A maior parte das vilas de contêineres está sendo administrada por entidades religiosas, como a Associação Evangélica Beneficente (AEB), a maior organização contratada, em troca de gordos repasses de verbas municipais. Pela gestão das Vilas Reencontro do Jabaquara 1, Anhangabaú, Cruzeiro e Pari, com capacidade para atender até 1.176 pessoas, a AEB recebe R$ 23.387.192,40 por ano. Vinte e três milhões! Ou seja, cada pessoa, seja adulto, seja criança, custa R$ 20 mil por ano, ou R$ 1.657 por mês. E sem contar o aluguel, já que os contêineres são fornecidos diretamente pela Prefeitura!


A prefeitura já entregou oito unidades das Vilas Reencontro, totalizando 2 mil vagas de acolhimento. A assessoria de comunicação da Prefeitura afirma que só houve edital de Chamamento Público para as vilas Cruzeiro e Anhangabaú, mas a organização escolhida desistiu da empreitada. A substituta, a AEB, entrou sem o chamamento público. Em todas as demais, também houve dispensa do chamamento público. Segundo a Secretaria Municipal de Assistência e Desenvolvimento Social (SMADS), que encabeça o projeto de contêineres, a dispensa do chamamento público decorreu da pressa (“celeridade”, eles dizem) em inaugurar os serviços. É claro! Tem de ser antes da eleição, para render votos para o atual prefeito.

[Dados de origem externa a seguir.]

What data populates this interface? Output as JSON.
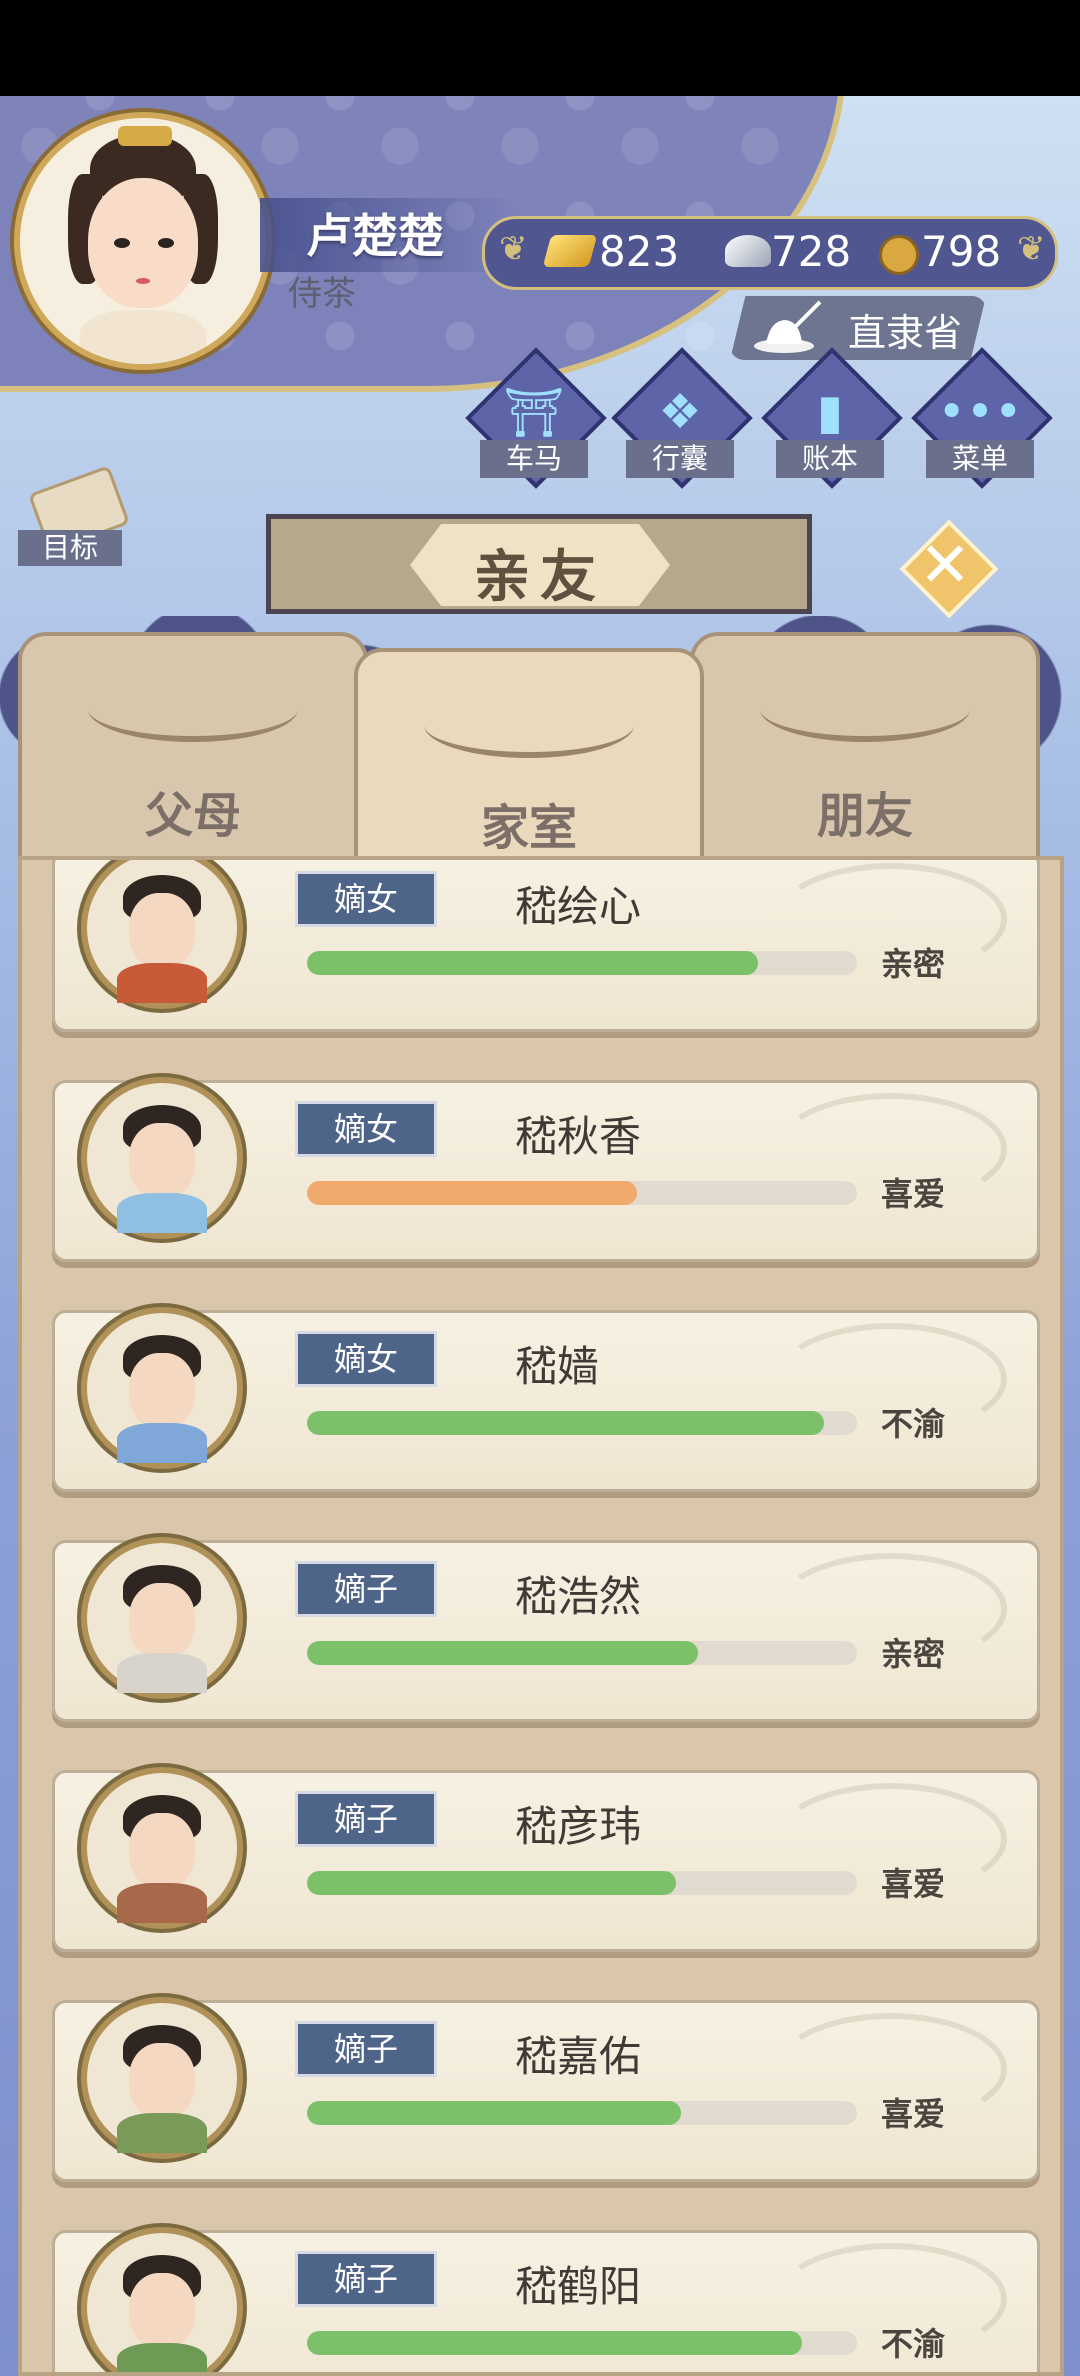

Adriana do Nascimento, moradora e vizinha do terreno em que a prefeitura pretende instalar a nova Vila Reencontro, em São Mateus, ficou animada com o projeto: “Se vai ter brinquedoteca, playground, atendimento psicossocial e médico, isso vai acabar beneficiando os moradores do bairro, que poderão frequentar esse espaço”, disse ela. Não, Adriana! Todas as vilas Reencontro são fechadas. Só entram pessoas autorizadas pela administração.

Os moradores dos prédios no entorno exigem que o projeto da UPA seja retomado e que seja cancelada a construção da Vila Reencontro. “Morar com dignidade implica ter acesso à saúde, ao lazer, à educação, à cultura. Queremos isso para o nosso bairro, e não a transformação dele em um depósito de gente”, diz Núbia Santos.